Some bikes will also place an additional shock absorbing spring toward the back of the bike’s body, and this feature comes down more to preference than performance. For some riders, this loosens up the feel of the frame, providing a little more control. For others, particularly riders who’ve ridden solid frames their whole lives, it can be hard to get used to.
You’re also going to want to look out for the quality and flexibility of a given bike’s drive chain and gear system. When you suddenly go from an uphill slog to a downhill sprint and back again, you’re going to need a drive chain that can move quickly and accurately through its gears to give you the utmost control over your speed.
Your brake system is the next thing to carefully evaluate, as your stopping power can mean the difference between an exhilarating ride and a tumble off a cliff. Most of the mountain bikes out there rely on disc brakes, but that category is divided between mechanical disc brakes and hydraulic disc brakes. Mechanical units rely on the physical action of a braided cable pulling on the brake system to engage it. Hydraulic brakes utilize a more complex fluid system to achieve the same goals. While hydraulic brakes are a little more reliable and consistent, they’re also more expensive and harder to tinker with if you’ve got your own bike stand for maintenance.
Finally, you’re going to want to check the weight of a given mountain bike.

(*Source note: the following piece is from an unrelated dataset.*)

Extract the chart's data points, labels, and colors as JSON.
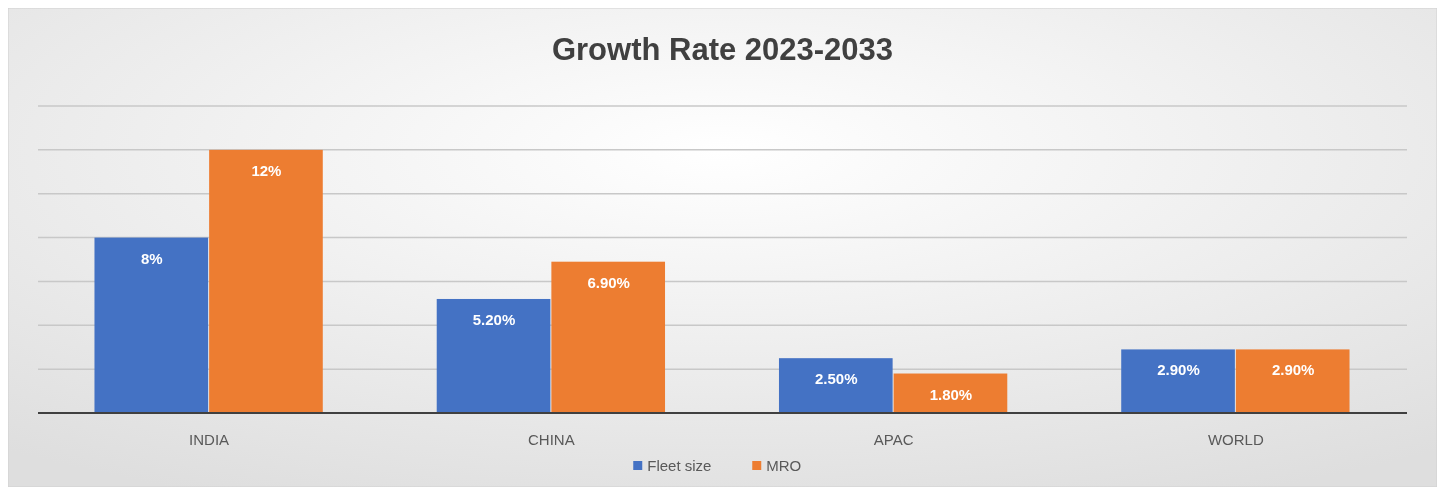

Every ounce counts in this part of the equation. The lighter a bike is, the less effort you’ll need to move it. And if anything should go wrong on the mountain, it’ll be a lot easier to carry back down.

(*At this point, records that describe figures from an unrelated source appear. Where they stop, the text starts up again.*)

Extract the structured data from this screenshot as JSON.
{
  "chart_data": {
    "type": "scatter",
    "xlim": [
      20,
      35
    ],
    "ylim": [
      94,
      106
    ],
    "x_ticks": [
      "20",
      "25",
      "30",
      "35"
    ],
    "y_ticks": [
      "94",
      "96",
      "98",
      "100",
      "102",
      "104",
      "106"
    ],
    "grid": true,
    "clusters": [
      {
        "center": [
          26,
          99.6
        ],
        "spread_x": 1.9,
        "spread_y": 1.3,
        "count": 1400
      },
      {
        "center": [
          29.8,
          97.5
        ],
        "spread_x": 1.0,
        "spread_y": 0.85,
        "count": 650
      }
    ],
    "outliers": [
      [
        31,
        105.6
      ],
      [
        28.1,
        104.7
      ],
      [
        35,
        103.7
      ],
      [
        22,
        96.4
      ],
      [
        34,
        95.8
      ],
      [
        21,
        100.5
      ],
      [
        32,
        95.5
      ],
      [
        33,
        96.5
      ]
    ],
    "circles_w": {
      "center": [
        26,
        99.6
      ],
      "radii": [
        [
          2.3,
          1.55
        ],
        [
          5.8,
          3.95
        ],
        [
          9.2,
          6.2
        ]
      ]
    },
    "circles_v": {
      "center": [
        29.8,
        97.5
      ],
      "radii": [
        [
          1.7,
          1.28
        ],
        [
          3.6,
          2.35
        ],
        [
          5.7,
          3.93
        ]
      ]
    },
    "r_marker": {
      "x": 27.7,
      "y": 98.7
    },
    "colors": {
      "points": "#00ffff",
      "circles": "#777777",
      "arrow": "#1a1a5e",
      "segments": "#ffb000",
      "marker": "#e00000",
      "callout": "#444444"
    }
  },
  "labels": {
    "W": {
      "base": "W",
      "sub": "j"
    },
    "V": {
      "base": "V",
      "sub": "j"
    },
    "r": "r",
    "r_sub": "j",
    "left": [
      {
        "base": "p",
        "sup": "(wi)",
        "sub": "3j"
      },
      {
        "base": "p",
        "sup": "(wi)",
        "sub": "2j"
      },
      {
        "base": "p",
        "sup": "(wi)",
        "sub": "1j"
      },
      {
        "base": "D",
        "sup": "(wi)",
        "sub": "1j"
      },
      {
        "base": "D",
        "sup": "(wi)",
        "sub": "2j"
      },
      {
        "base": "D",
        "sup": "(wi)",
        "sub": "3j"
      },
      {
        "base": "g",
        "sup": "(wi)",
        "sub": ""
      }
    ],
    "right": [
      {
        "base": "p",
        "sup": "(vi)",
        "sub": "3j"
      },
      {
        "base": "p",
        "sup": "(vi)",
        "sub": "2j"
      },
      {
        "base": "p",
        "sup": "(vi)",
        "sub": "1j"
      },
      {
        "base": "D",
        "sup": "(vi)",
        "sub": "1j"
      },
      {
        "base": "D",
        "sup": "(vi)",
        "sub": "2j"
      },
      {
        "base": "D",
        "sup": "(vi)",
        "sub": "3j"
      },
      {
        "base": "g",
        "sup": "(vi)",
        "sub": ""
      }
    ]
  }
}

Preparing For Your Mountain Biking Adventure
Once you’ve decided on a good mountain bike, you’ll want to make sure that you’re ready to hit the trails. With the right additions to your set of biking accessories, you can easily have a fun, safe experience on the mountain.
To the point of safety, you’re going to need to wear a helmet. Good helmets that actually look cool are much easier to come by today than they once were, so you have no excuse to leave this at home. You can even get a smart helmet if that makes you feel better about it.
In addition to that, you’ll want a reliable bike bag that you can fill with everything from important survival gear to your cell phone. And make sure you’re adequately outfitted, as well. That means thermal and moisture wicking layers in the cold months, and lighter, more breathable fabrics in the heat.